June 4, 2019 Legal Updates MAR Legal Hotline
A contract to purchase real estate is binding if there is a written offer, acceptance, and consideration. “Consideration,” while commonly thought to be the equivalent of money, simply means “something of value,” which may be an act, a forbearance, a material item, or some other form of compensation.
In real estate, agreements to purchase property are bilateral contracts in which there is a mutual exchange of promises, whereby the promises themselves act as the consideration necessary to bind the contract – i.e. the buyer has promised to purchase the property for a set price and the seller has accepted this offer by promising to sell. A deposit typically serves to demonstrate good faith and adds a layer of protection for the seller in the event of a buyer’s default.

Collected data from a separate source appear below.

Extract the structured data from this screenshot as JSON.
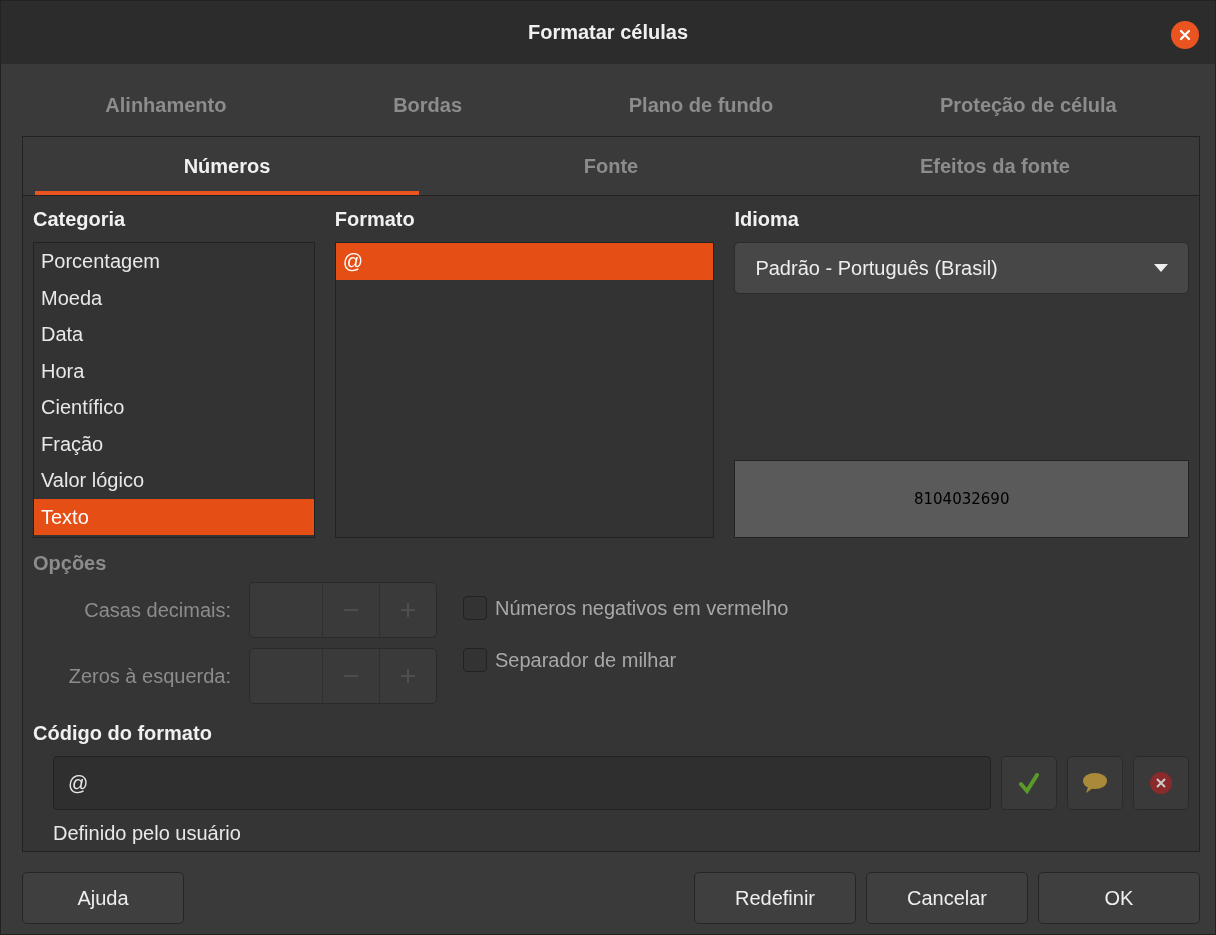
{
  "window": {
    "title": "Formatar células"
  },
  "tabs_top": [
    {
      "label": "Alinhamento",
      "selected": false
    },
    {
      "label": "Bordas",
      "selected": false
    },
    {
      "label": "Plano de fundo",
      "selected": false
    },
    {
      "label": "Proteção de célula",
      "selected": false
    }
  ],
  "tabs": [
    {
      "label": "Números",
      "selected": true
    },
    {
      "label": "Fonte",
      "selected": false
    },
    {
      "label": "Efeitos da fonte",
      "selected": false
    }
  ],
  "category": {
    "label": "Categoria",
    "items": [
      {
        "label": "Porcentagem",
        "selected": false
      },
      {
        "label": "Moeda",
        "selected": false
      },
      {
        "label": "Data",
        "selected": false
      },
      {
        "label": "Hora",
        "selected": false
      },
      {
        "label": "Científico",
        "selected": false
      },
      {
        "label": "Fração",
        "selected": false
      },
      {
        "label": "Valor lógico",
        "selected": false
      },
      {
        "label": "Texto",
        "selected": true
      }
    ]
  },
  "format": {
    "label": "Formato",
    "items": [
      {
        "label": "@",
        "selected": true
      }
    ]
  },
  "language": {
    "label": "Idioma",
    "value": "Padrão - Português (Brasil)"
  },
  "preview": "8104032690",
  "options": {
    "label": "Opções",
    "disabled": true,
    "spinners": [
      {
        "label": "Casas decimais:"
      },
      {
        "label": "Zeros à esquerda:"
      }
    ],
    "checkboxes": [
      {
        "label": "Números negativos em vermelho",
        "checked": false
      },
      {
        "label": "Separador de milhar",
        "checked": false
      }
    ]
  },
  "format_code": {
    "label": "Código do formato",
    "value": "@",
    "note": "Definido pelo usuário"
  },
  "help_button": "Ajuda",
  "buttons": [
    "Redefinir",
    "Cancelar",
    "OK"
  ]
}
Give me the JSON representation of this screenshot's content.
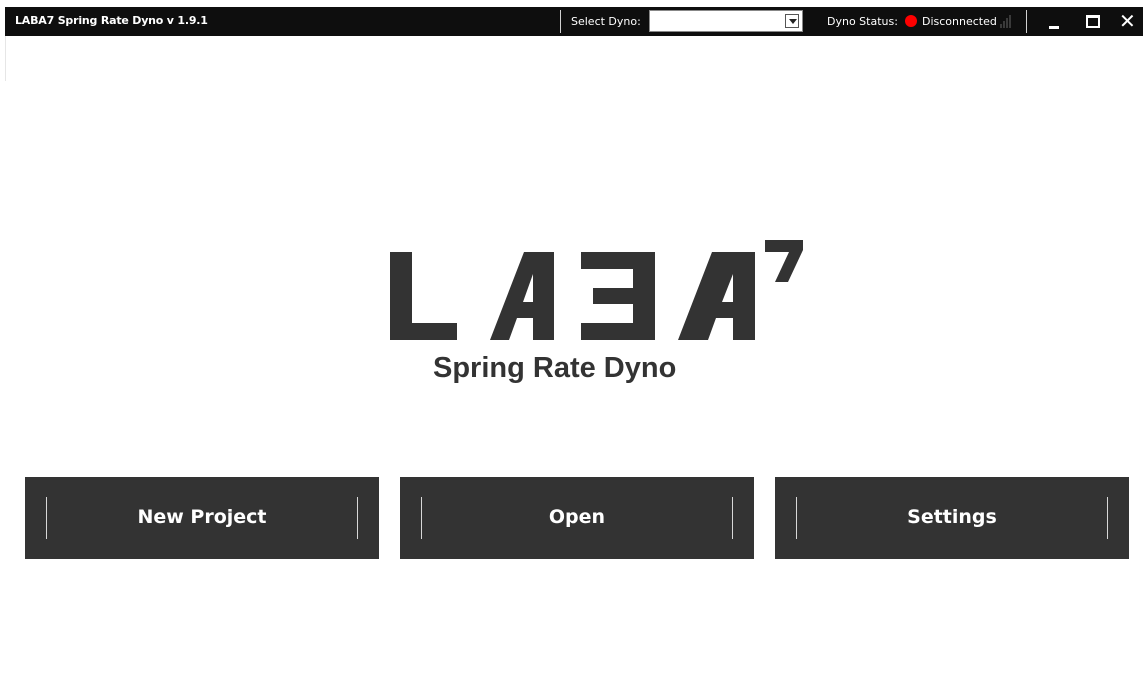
{
  "titlebar": {
    "app_title": "LABA7 Spring Rate Dyno  v 1.9.1",
    "select_label": "Select Dyno:",
    "select_value": "",
    "status_label": "Dyno Status:",
    "status_value": "Disconnected",
    "status_color": "#ff0000",
    "icons": [
      "dropdown-arrow-icon",
      "status-dot-icon",
      "signal-strength-icon",
      "minimize-icon",
      "maximize-icon",
      "close-icon"
    ]
  },
  "logo": {
    "brand": "LABA7",
    "subtitle": "Spring Rate Dyno"
  },
  "actions": {
    "new_project": "New Project",
    "open": "Open",
    "settings": "Settings"
  },
  "colors": {
    "titlebar_bg": "#0e0e0e",
    "button_bg": "#333333",
    "logo": "#333333"
  }
}
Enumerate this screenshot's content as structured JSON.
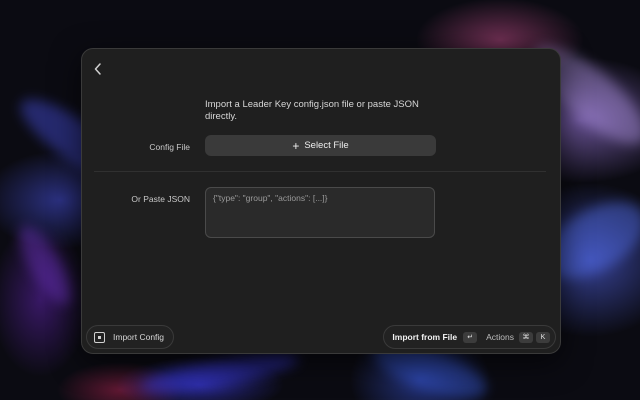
{
  "window": {
    "intro_text": "Import a Leader Key config.json file or paste JSON directly.",
    "config_file_label": "Config File",
    "select_file_label": "Select File",
    "paste_json_label": "Or Paste JSON",
    "paste_json_placeholder": "{\"type\": \"group\", \"actions\": [...]}"
  },
  "footer": {
    "import_config_label": "Import Config",
    "primary_action_label": "Import from File",
    "primary_action_key": "↵",
    "actions_label": "Actions",
    "actions_keys": [
      "⌘",
      "K"
    ]
  },
  "colors": {
    "window_bg": "#1f1f1f",
    "button_bg": "#3a3a3a",
    "text_primary": "#d6d6d6"
  },
  "icons": {
    "back": "chevron-left-icon",
    "add": "plus-icon",
    "extension": "extension-icon",
    "return_key": "return-key-icon",
    "command_key": "command-key-icon"
  }
}
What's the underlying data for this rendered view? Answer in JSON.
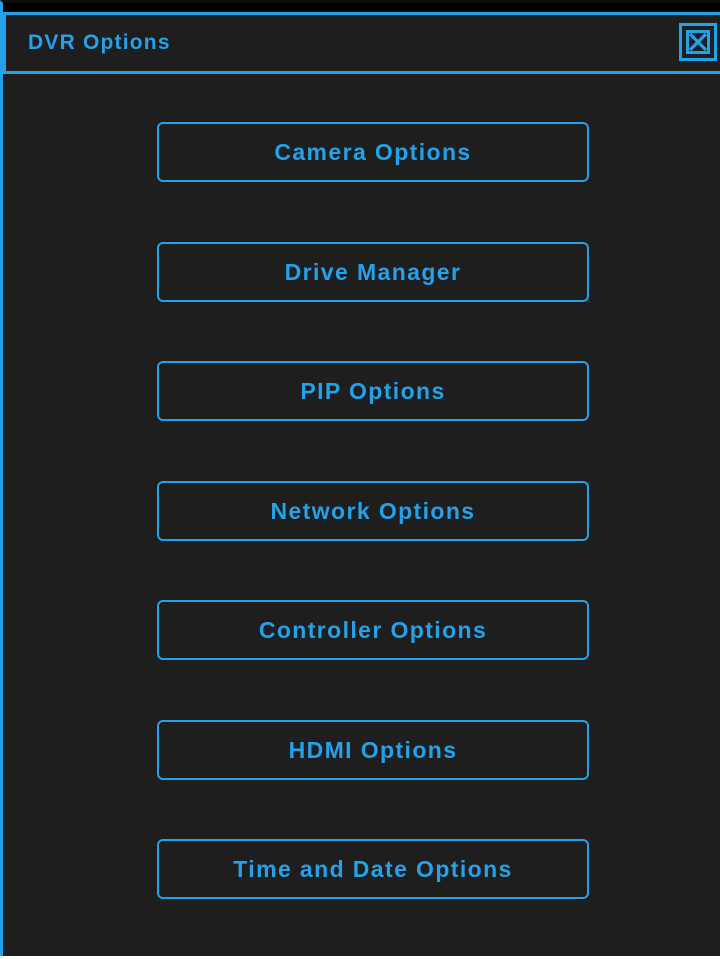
{
  "window": {
    "title": "DVR Options",
    "close_icon": "close-x-box-icon"
  },
  "colors": {
    "accent": "#24a1e8",
    "background": "#1e1e1f",
    "frame_top": "#000000"
  },
  "menu": {
    "items": [
      {
        "label": "Camera Options"
      },
      {
        "label": "Drive Manager"
      },
      {
        "label": "PIP Options"
      },
      {
        "label": "Network Options"
      },
      {
        "label": "Controller Options"
      },
      {
        "label": "HDMI Options"
      },
      {
        "label": "Time and Date Options"
      }
    ]
  }
}
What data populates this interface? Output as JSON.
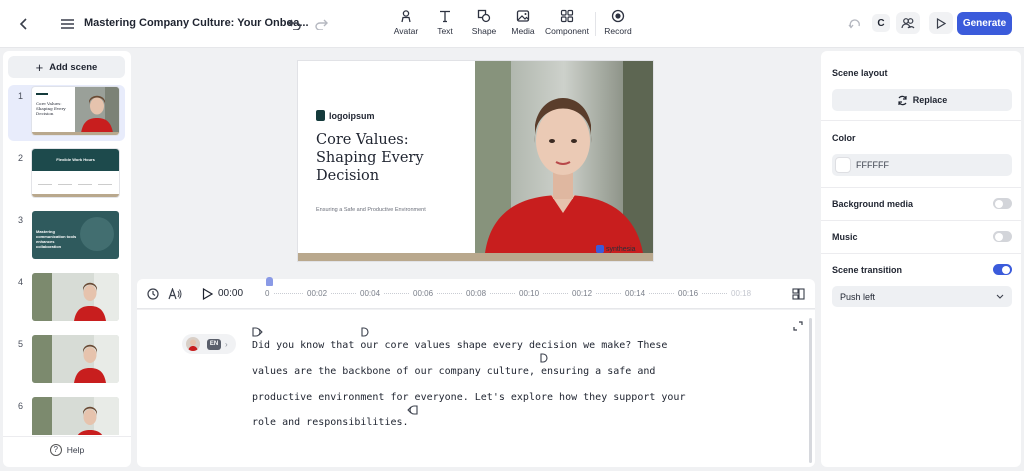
{
  "header": {
    "title": "Mastering Company Culture: Your Onboa...",
    "tools": [
      {
        "label": "Avatar",
        "icon": "avatar-icon"
      },
      {
        "label": "Text",
        "icon": "text-icon"
      },
      {
        "label": "Shape",
        "icon": "shape-icon"
      },
      {
        "label": "Media",
        "icon": "media-icon"
      },
      {
        "label": "Component",
        "icon": "component-icon"
      },
      {
        "label": "Record",
        "icon": "record-icon"
      }
    ],
    "user_initial": "C",
    "generate_label": "Generate"
  },
  "sidebar": {
    "add_scene_label": "Add scene",
    "scenes": [
      {
        "number": "1",
        "active": true
      },
      {
        "number": "2",
        "active": false
      },
      {
        "number": "3",
        "active": false
      },
      {
        "number": "4",
        "active": false
      },
      {
        "number": "5",
        "active": false
      },
      {
        "number": "6",
        "active": false
      }
    ],
    "help_label": "Help"
  },
  "thumbs": {
    "s1_title": "Core Values: Shaping Every Decision",
    "s2_title": "Flexible Work Hours",
    "s3_title": "Mastering communication tools enhances collaboration"
  },
  "slide": {
    "logo": "logoipsum",
    "title": "Core Values: Shaping Every Decision",
    "subtitle": "Ensuring a Safe and Productive Environment",
    "watermark": "synthesia"
  },
  "timeline": {
    "current_time": "00:00",
    "ticks": [
      "0",
      "00:02",
      "00:04",
      "00:06",
      "00:08",
      "00:10",
      "00:12",
      "00:14",
      "00:16",
      "00:18"
    ]
  },
  "script": {
    "language": "EN",
    "lines": [
      "Did you know that our core values shape every decision we make? These",
      "values are the backbone of our company culture, ensuring a safe and",
      "productive environment for everyone. Let's explore how they support your",
      "role and responsibilities."
    ]
  },
  "settings": {
    "scene_layout_label": "Scene layout",
    "replace_label": "Replace",
    "color_label": "Color",
    "color_value": "FFFFFF",
    "background_media_label": "Background media",
    "background_media_on": false,
    "music_label": "Music",
    "music_on": false,
    "scene_transition_label": "Scene transition",
    "scene_transition_on": true,
    "transition_value": "Push left"
  },
  "colors": {
    "accent": "#3b5bdb",
    "slide_band": "#b9a88d",
    "shirt_red": "#c81e1e"
  }
}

If the contract to purchase specifically calls for the remittance of a deposit to bind the offer, such as MAR’s Contract to Purchase, failure on the part of the buyer to deliver a deposit as specified in the contract would result in no binding contract being formed.
However, if the contract to purchase does not state that a deposit is required to bind the offer, a buyer’s failure to remit a deposit would likely constitute a breach of the contract, but a binding contract would still exist.
In a breach of contract, the seller would still be able to give the buyer a "right to cure," which essentially still gives the seller the ability to say bring me the deposit and we can move forward. In a situation where there is no binding offer at all, there is no ability to cure because there was never a valid contract.